The team came away from qualifying weekend with one of their four entrants relegated out of the lineup, and then on Monday had another one crash heavily into the wall.
But even before the many Indy 500 on-track sessions got underway, RLL was in a tough spot. They have consistently struggled with setup and pace throughout the 2023 season, and have often been at a loss to explain the cause.
The team’s veteran driver Graham Rahal was quite vocal during his early season struggles, telling media multiple times that the team simply needs to do better if they plan to have competitive weekends.
Unfortunately, despite a brief resurgence at the GMR Grand Prix in early May when Christian Lundgaard took pole, the team has continued to struggle with pace.
The unthinkable happened during qualifying for the Indy 500, when one of the team’s drivers, Jack Harvey, bumped his team-mate Graham Rahal out of the race completely as time expired.
It was a gut punch, and was the first time RLL failed to qualify one of its cars since 2013.
“It’s hard to imagine it’s us in this position, but I could have told you at the [Indy 500] test in April that we’re in trouble,” Rahal said after missing the cut. “You [struggle at] that test and it’s too late, and it just came to a head today.
“I told you, [the car] was just really slow. It just sucks. It’s life. You’ve got to go through hurdles, bad ones of some sort. This is my turn.”
Team owner Bobby Rahal was bumped out of the Indy 500 himself once as a driver, failing to make the show in 1993 while driving for Rahal-Hogan Racing.
What the elder Rahal didn’t get that year was a second chance. But Graham was called up to fill in for an injured Stef Wilson in the Dreyer and Reinbold / Cusick Motorsports entry on Tuesday, just a couple days after he was bumped from the starting grid in his RLL car.
That opportunity came at the expense of even more trouble for RLL, as the crash that injured Wilson also involved the team’s fourth driver Katherine Legge and she hit the wall hard in the accident. She was uninjured, but the car suffered significant damage.
The primary #44 chassis was already barely competitive enough to make the show, qualifying in the 30th position, and now it will have to be rebuilt entirely in order to be ready for the race this upcoming weekend.
When asked if adding a fourth car to the team’s Indy 500 lineup has had any adverse effects on the team’s preparation, and ultimately pace at this year’s race, Bobby Rahal explained that the additional car is not a drain on their organization.

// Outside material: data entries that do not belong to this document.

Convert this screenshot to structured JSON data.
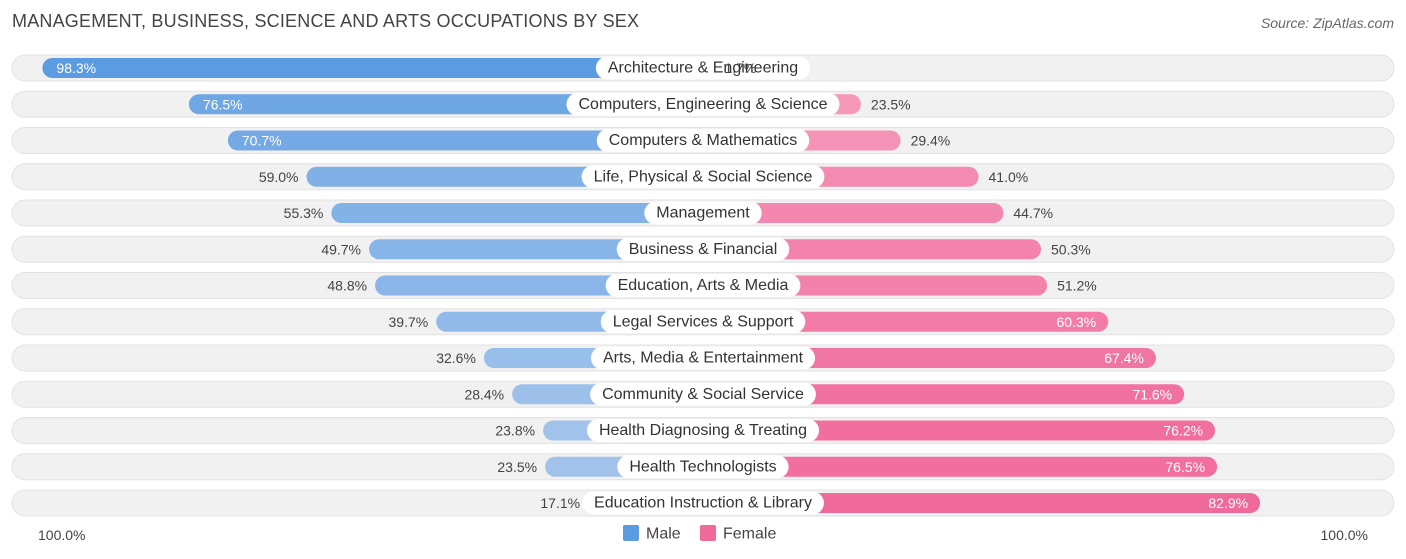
{
  "title": "MANAGEMENT, BUSINESS, SCIENCE AND ARTS OCCUPATIONS BY SEX",
  "source": "Source: ZipAtlas.com",
  "colors": {
    "male_strong": "#5b9be1",
    "male_light": "#a7c6ec",
    "female_strong": "#f0699b",
    "female_light": "#f7a9c5",
    "track": "#f1f1f1"
  },
  "chart_data": {
    "type": "bar",
    "orientation": "diverging-horizontal",
    "categories": [
      "Architecture & Engineering",
      "Computers, Engineering & Science",
      "Computers & Mathematics",
      "Life, Physical & Social Science",
      "Management",
      "Business & Financial",
      "Education, Arts & Media",
      "Legal Services & Support",
      "Arts, Media & Entertainment",
      "Community & Social Service",
      "Health Diagnosing & Treating",
      "Health Technologists",
      "Education Instruction & Library"
    ],
    "series": [
      {
        "name": "Male",
        "values": [
          98.3,
          76.5,
          70.7,
          59.0,
          55.3,
          49.7,
          48.8,
          39.7,
          32.6,
          28.4,
          23.8,
          23.5,
          17.1
        ],
        "labels": [
          "98.3%",
          "76.5%",
          "70.7%",
          "59.0%",
          "55.3%",
          "49.7%",
          "48.8%",
          "39.7%",
          "32.6%",
          "28.4%",
          "23.8%",
          "23.5%",
          "17.1%"
        ]
      },
      {
        "name": "Female",
        "values": [
          1.7,
          23.5,
          29.4,
          41.0,
          44.7,
          50.3,
          51.2,
          60.3,
          67.4,
          71.6,
          76.2,
          76.5,
          82.9
        ],
        "labels": [
          "1.7%",
          "23.5%",
          "29.4%",
          "41.0%",
          "44.7%",
          "50.3%",
          "51.2%",
          "60.3%",
          "67.4%",
          "71.6%",
          "76.2%",
          "76.5%",
          "82.9%"
        ]
      }
    ],
    "xlim": [
      0,
      100
    ],
    "axis_left_label": "100.0%",
    "axis_right_label": "100.0%",
    "legend_position": "bottom-center"
  }
}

“Well, I don’t think we would have done this if we didn’t feel that a fourth car would contribute to the performance of the organization,” said Rahal.
“In years past, we’ve run three cars, and I would say the third car maybe really — when you run multi-car teams it’s very easy to — where one of the cars can become a drain on the organization rather than additive or contributory to the performance of the team.
“We knew we were going to run this fourth car a year ago. Hendrickson came to us, and they wanted to be in the 500 for this year, and that was last year when they made the commitment. So we’ve been spending a year preparing ourselves personnel-wise, equipment-wise.
“Do we want to run four cars in the future? You know, if the funding is correct. We have the equipment, so that’s not an issue. We have people, so that’s not an issue. I think we would.
“It would just depend what the situation would be. We certainly would not be less than three. But especially for this race, having a fourth car is I think a positive for sure.”
Of course, the team now only has three cars for the remainder of this year’s event. Having four entries may have put them in a better place than they would have been, but there was no hiding that they were still the worst-performing team in the build up to the Indy 500.
The moral victory of helping to arrange all the necessary sponsorships and agreements for their veteran driver to take over at a competing team shortly before the race does not erase the fact that he was available in the first place due to their poor performance a couple days before.
If the team was hoping that the Indy 500 was going to be the catalyst that helped them get back on track this season, they have to be doubly disappointed with how things are progressing so far.